Lesson 3: Help comes from the most unusual places.

At the beginning, when Rikki-Tikki is running to find out where his garden needed some effort, he encounters Chuchundra, the musk rat. Chuchundra is a scared, anxious, pitiful creature. Yet, in a moment of clarity, he hears the cobra trying to enter the house and points it out to Rikki-Tikki.

Toward the end, Darzee’s wife, a grieving mother, choose to find the courage to serve as a decoy for Nagaina. She diverted the cobra’s attention long enough for Rikki-Tikki to destroy part of the cobra’s clutch of eggs.

In both of these cases, the unusual yet ordinary served a purpose and provided assistance at the right time. Our still, small Voice so often provides help in His time through unusual earthen vessels.

Lesson 4: Because sometimes the enemy appears without warning, preparation and attention are key.

Karait was a snakeling. The story never indicates whether he’s a cobra or some other venomous beastly creature. It does indicate that Karait has a bite as dangerous as a cobra’s, and he was instantly ready. Rikki-Tikki had to ready even more quickly; without vigilance, Teddy the boy would have been dead.

We too need to be both ready and vigilant. Our enemy prowls about looking for opportunities to steal, kill, and destroy. He is also deceitful, making himself mesmerizing and pleasing in an attempt to lull us into complacency. We need to stay attentive to our still, small Voice. We have some powerful weapons in our arsenal: truth; righteousness; faith; salvation; and the Words inspired by our still, small Voice. When properly applied, these weapons strike a powerful blow. If we don’t have them, it’s difficult to succeed in battle.
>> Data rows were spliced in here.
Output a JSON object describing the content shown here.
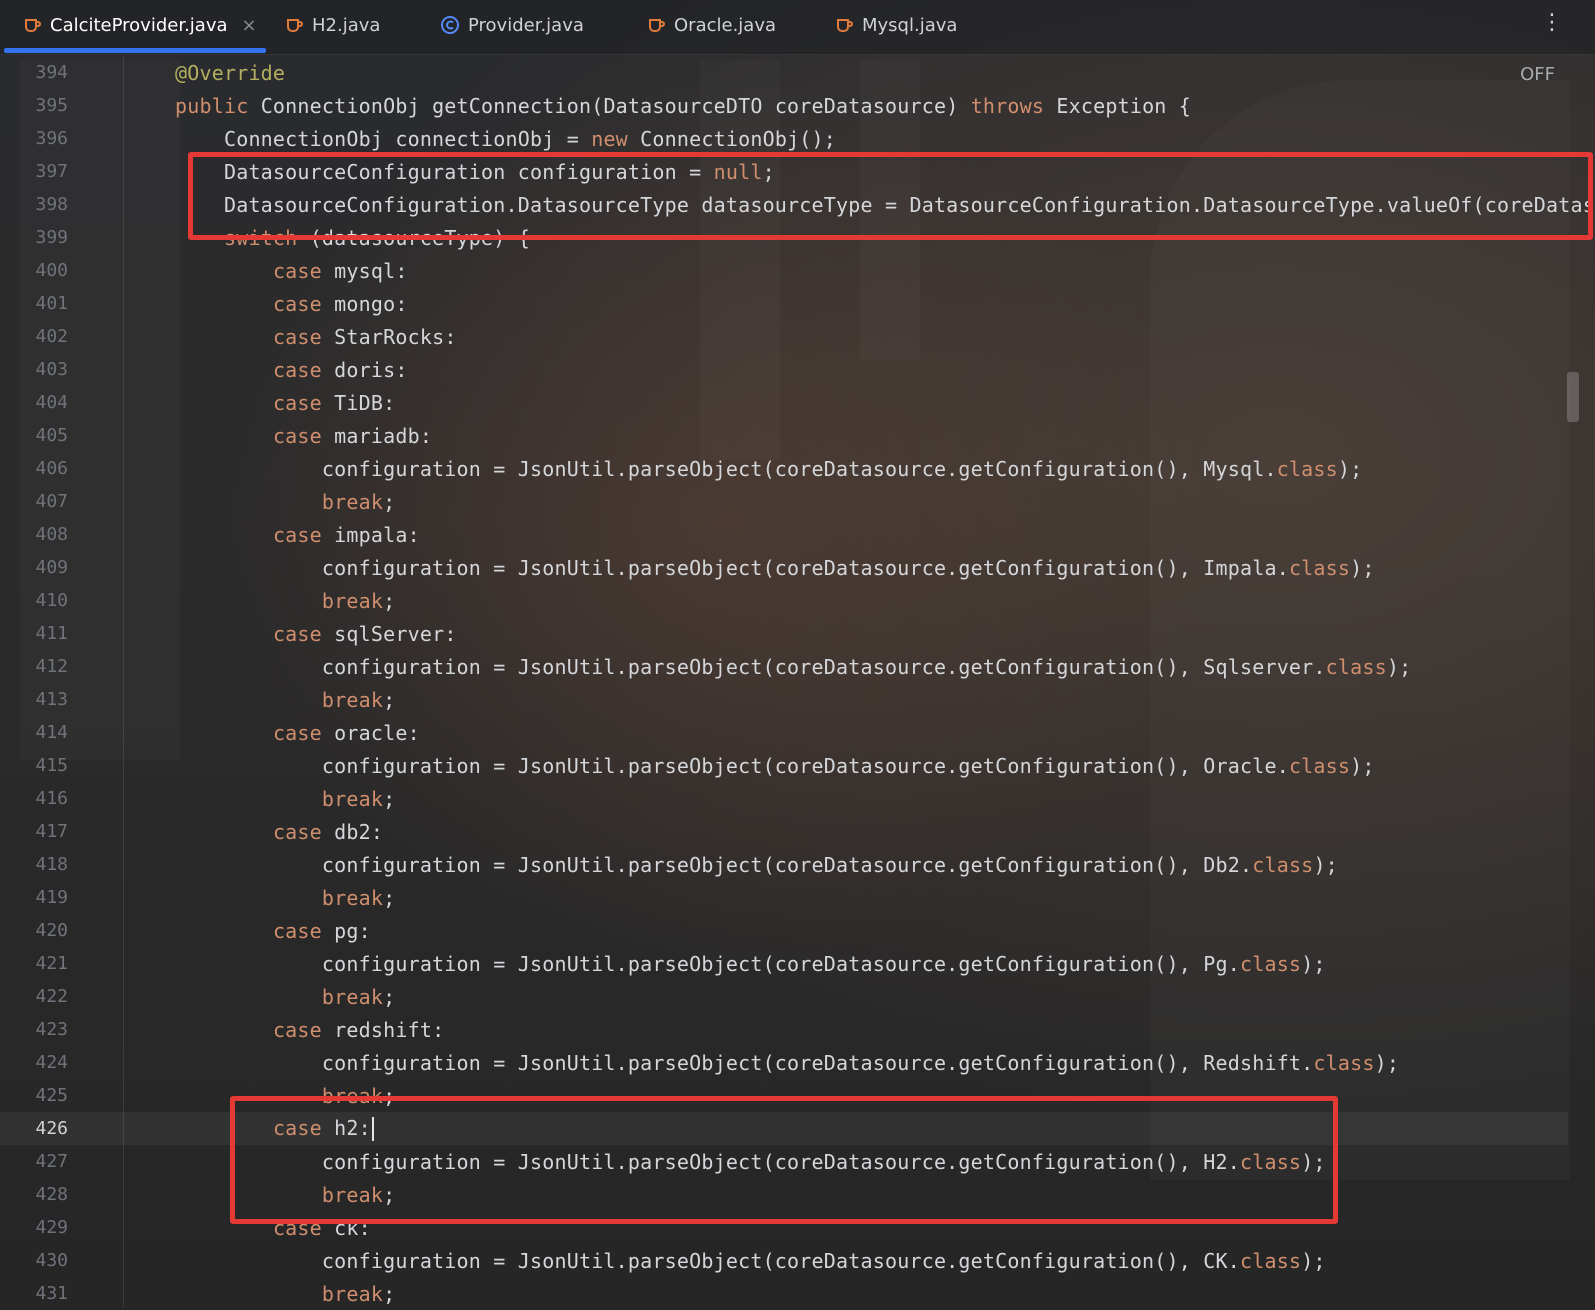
{
  "tabs": [
    {
      "label": "CalciteProvider.java",
      "icon": "java-file-icon",
      "active": true,
      "closable": true
    },
    {
      "label": "H2.java",
      "icon": "java-file-icon"
    },
    {
      "label": "Provider.java",
      "icon": "java-class-icon"
    },
    {
      "label": "Oracle.java",
      "icon": "java-file-icon"
    },
    {
      "label": "Mysql.java",
      "icon": "java-file-icon"
    }
  ],
  "tab_close_glyph": "×",
  "more_glyph": "⋮",
  "editor": {
    "inspection_toggle": "OFF",
    "current_line": "426",
    "lines": [
      {
        "n": "394",
        "code": "@Override"
      },
      {
        "n": "395",
        "code": "public ConnectionObj getConnection(DatasourceDTO coreDatasource) throws Exception {"
      },
      {
        "n": "396",
        "code": "    ConnectionObj connectionObj = new ConnectionObj();"
      },
      {
        "n": "397",
        "code": "    DatasourceConfiguration configuration = null;"
      },
      {
        "n": "398",
        "code": "    DatasourceConfiguration.DatasourceType datasourceType = DatasourceConfiguration.DatasourceType.valueOf(coreDataso"
      },
      {
        "n": "399",
        "code": "    switch (datasourceType) {"
      },
      {
        "n": "400",
        "code": "        case mysql:"
      },
      {
        "n": "401",
        "code": "        case mongo:"
      },
      {
        "n": "402",
        "code": "        case StarRocks:"
      },
      {
        "n": "403",
        "code": "        case doris:"
      },
      {
        "n": "404",
        "code": "        case TiDB:"
      },
      {
        "n": "405",
        "code": "        case mariadb:"
      },
      {
        "n": "406",
        "code": "            configuration = JsonUtil.parseObject(coreDatasource.getConfiguration(), Mysql.class);"
      },
      {
        "n": "407",
        "code": "            break;"
      },
      {
        "n": "408",
        "code": "        case impala:"
      },
      {
        "n": "409",
        "code": "            configuration = JsonUtil.parseObject(coreDatasource.getConfiguration(), Impala.class);"
      },
      {
        "n": "410",
        "code": "            break;"
      },
      {
        "n": "411",
        "code": "        case sqlServer:"
      },
      {
        "n": "412",
        "code": "            configuration = JsonUtil.parseObject(coreDatasource.getConfiguration(), Sqlserver.class);"
      },
      {
        "n": "413",
        "code": "            break;"
      },
      {
        "n": "414",
        "code": "        case oracle:"
      },
      {
        "n": "415",
        "code": "            configuration = JsonUtil.parseObject(coreDatasource.getConfiguration(), Oracle.class);"
      },
      {
        "n": "416",
        "code": "            break;"
      },
      {
        "n": "417",
        "code": "        case db2:"
      },
      {
        "n": "418",
        "code": "            configuration = JsonUtil.parseObject(coreDatasource.getConfiguration(), Db2.class);"
      },
      {
        "n": "419",
        "code": "            break;"
      },
      {
        "n": "420",
        "code": "        case pg:"
      },
      {
        "n": "421",
        "code": "            configuration = JsonUtil.parseObject(coreDatasource.getConfiguration(), Pg.class);"
      },
      {
        "n": "422",
        "code": "            break;"
      },
      {
        "n": "423",
        "code": "        case redshift:"
      },
      {
        "n": "424",
        "code": "            configuration = JsonUtil.parseObject(coreDatasource.getConfiguration(), Redshift.class);"
      },
      {
        "n": "425",
        "code": "            break;"
      },
      {
        "n": "426",
        "code": "        case h2:"
      },
      {
        "n": "427",
        "code": "            configuration = JsonUtil.parseObject(coreDatasource.getConfiguration(), H2.class);"
      },
      {
        "n": "428",
        "code": "            break;"
      },
      {
        "n": "429",
        "code": "        case ck:"
      },
      {
        "n": "430",
        "code": "            configuration = JsonUtil.parseObject(coreDatasource.getConfiguration(), CK.class);"
      },
      {
        "n": "431",
        "code": "            break;"
      }
    ]
  },
  "colors": {
    "keyword": "#cf8e6d",
    "annotation": "#b3ae60",
    "text": "#d4d6da",
    "highlight_box": "#e53935",
    "tab_accent": "#3574f0"
  }
}
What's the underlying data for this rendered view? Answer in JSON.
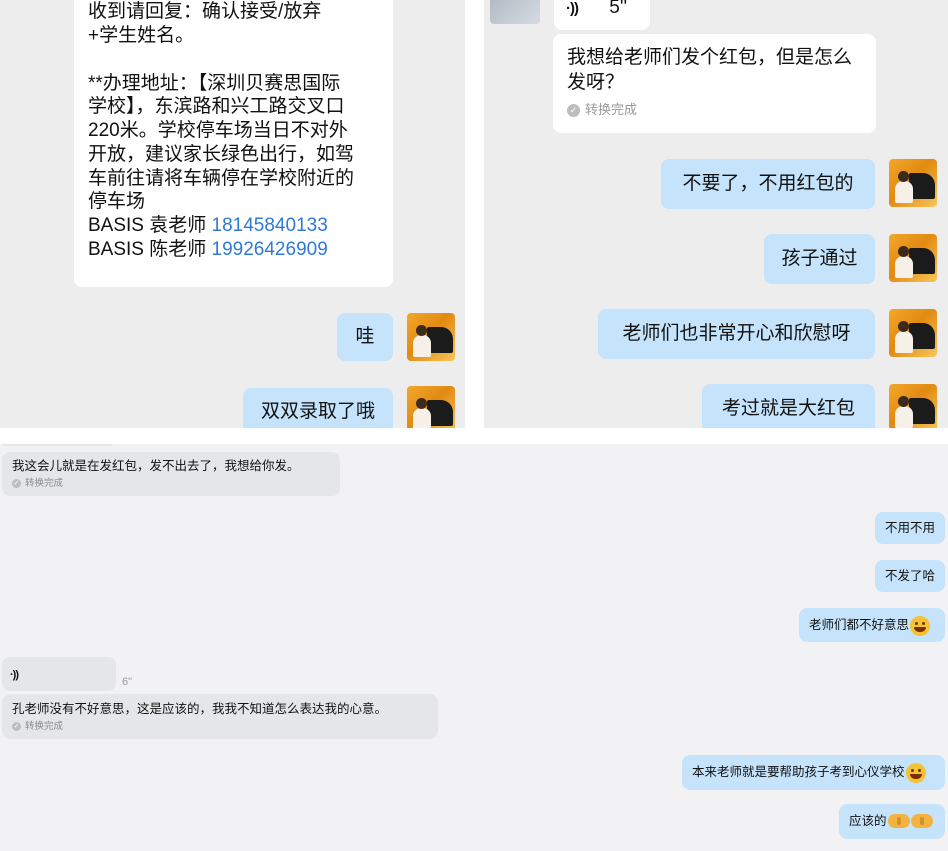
{
  "left_panel": {
    "notice_lines": [
      "收到请回复：确认接受/放弃",
      "+学生姓名。",
      "",
      "**办理地址：【深圳贝赛思国际",
      "学校】，东滨路和兴工路交叉口",
      "220米。学校停车场当日不对外",
      "开放，建议家长绿色出行，如驾",
      "车前往请将车辆停在学校附近的",
      "停车场"
    ],
    "contact_1": {
      "name": "BASIS 袁老师 ",
      "phone": "18145840133"
    },
    "contact_2": {
      "name": "BASIS 陈老师 ",
      "phone": "19926426909"
    },
    "msg_wa": "哇",
    "msg_admitted": "双双录取了哦"
  },
  "right_panel": {
    "voice_duration": "5''",
    "msg_question": "我想给老师们发个红包，但是怎么发呀？",
    "converted_label": "转换完成",
    "msg_no_need": "不要了，不用红包的",
    "msg_passed": "孩子通过",
    "msg_happy": "老师们也非常开心和欣慰呀",
    "msg_big_red": "考过就是大红包"
  },
  "bottom_panel": {
    "msg_sending": "我这会儿就是在发红包，发不出去了，我想给你发。",
    "converted_label": "转换完成",
    "msg_no_no": "不用不用",
    "msg_not_sent": "不发了哈",
    "msg_embarrassed": "老师们都不好意思",
    "voice_duration": "6\"",
    "msg_teacher_kong": "孔老师没有不好意思，这是应该的，我我不知道怎么表达我的心意。",
    "msg_help": "本来老师就是要帮助孩子考到心仪学校",
    "msg_should": "应该的",
    "emoji_names": [
      "crying-laughing-emoji",
      "grinning-emoji",
      "handshake-emoji"
    ]
  },
  "colors": {
    "sent_bubble": "#c5e3fb",
    "received_bubble": "#ffffff",
    "link": "#2f79d6",
    "panel_bg": "#ededed"
  }
}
Lesson 5: There will always be naysayers prattling about gloom and doom.

When Rikki-Tikki went down the hole to tackle Nagaina in her den, Darzee’s wife immediate wanted to sing a funeral dirge eulogizing Rikki-Tikki for all time in the garden.

Don’t get me wrong; there are times when, as Mercedes Lackey stated, “Glorious destinies result in glorious funerals.” However, Darzee’s wife gave up too soon, prematurely assuming there was no hope.
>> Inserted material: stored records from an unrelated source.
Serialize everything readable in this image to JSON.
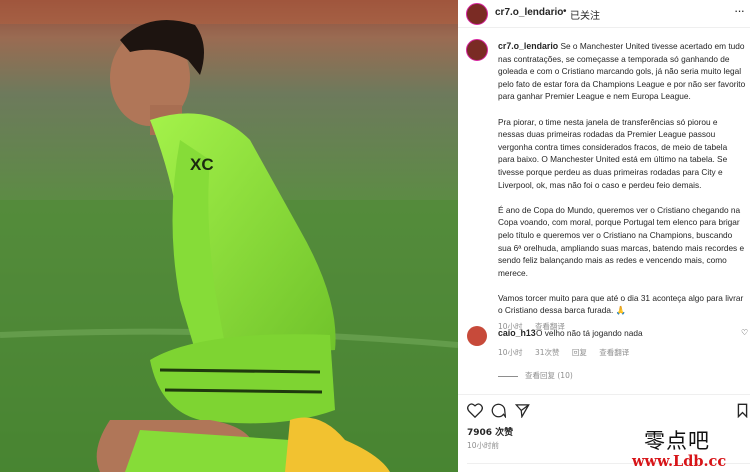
{
  "post": {
    "username": "cr7.o_lendario",
    "separator": "•",
    "follow_label": "已关注",
    "more_label": "···",
    "caption_paragraphs": [
      "Se o Manchester United tivesse acertado em tudo nas contratações, se começasse a temporada só ganhando de goleada e com o Cristiano marcando gols, já não seria muito legal pelo fato de estar fora da Champions League e por não ser favorito para ganhar Premier League e nem Europa League.",
      "Pra piorar, o time nesta janela de transferências só piorou e nessas duas primeiras rodadas da Premier League passou vergonha contra times considerados fracos, de meio de tabela para baixo. O Manchester United está em último na tabela. Se tivesse porque perdeu as duas primeiras rodadas para City e Liverpool, ok, mas não foi o caso e perdeu feio demais.",
      "É ano de Copa do Mundo, queremos ver o Cristiano chegando na Copa voando, com moral, porque Portugal tem elenco para brigar pelo título e queremos ver o Cristiano na Champions, buscando sua 6ª orelhuda, ampliando suas marcas, batendo mais recordes e sendo feliz balançando mais as redes e vencendo mais, como merece.",
      "Vamos torcer muito para que até o dia 31 aconteça algo para livrar o Cristiano dessa barca furada. 🙏"
    ],
    "caption_time": "10小时",
    "caption_translate": "查看翻译",
    "comment": {
      "username": "caio_h13",
      "text": "O velho não tá jogando nada",
      "time": "10小时",
      "likes": "31次赞",
      "reply": "回复",
      "translate": "查看翻译",
      "view_replies": "查看回复 (10)"
    },
    "likes_count": "7906 次赞",
    "post_time": "10小时前"
  },
  "icons": {
    "like": "heart-icon",
    "comment": "comment-icon",
    "share": "share-icon",
    "save": "bookmark-icon"
  },
  "watermark": {
    "line1": "零点吧",
    "line2": "www.Ldb.cc"
  },
  "colors": {
    "kit_green": "#8fe43a",
    "pitch_green": "#4f8a34",
    "story_ring": "#d6249f",
    "meta_gray": "#8e8e8e",
    "watermark_red": "#d71418"
  }
}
We must surround ourselves with positive, pragmatic people who will both encourage us with truth and wait for the right time to bring constructive criticism into our minds. When another seems to be sliding backwards into old lifestyles and choices, we must not assume there’s no hope and that’s the way things will always be. We must be friendly and prepared to offer both encouragement and correction in the proper proportions and timing. We must pray without ceasing and love without conditions.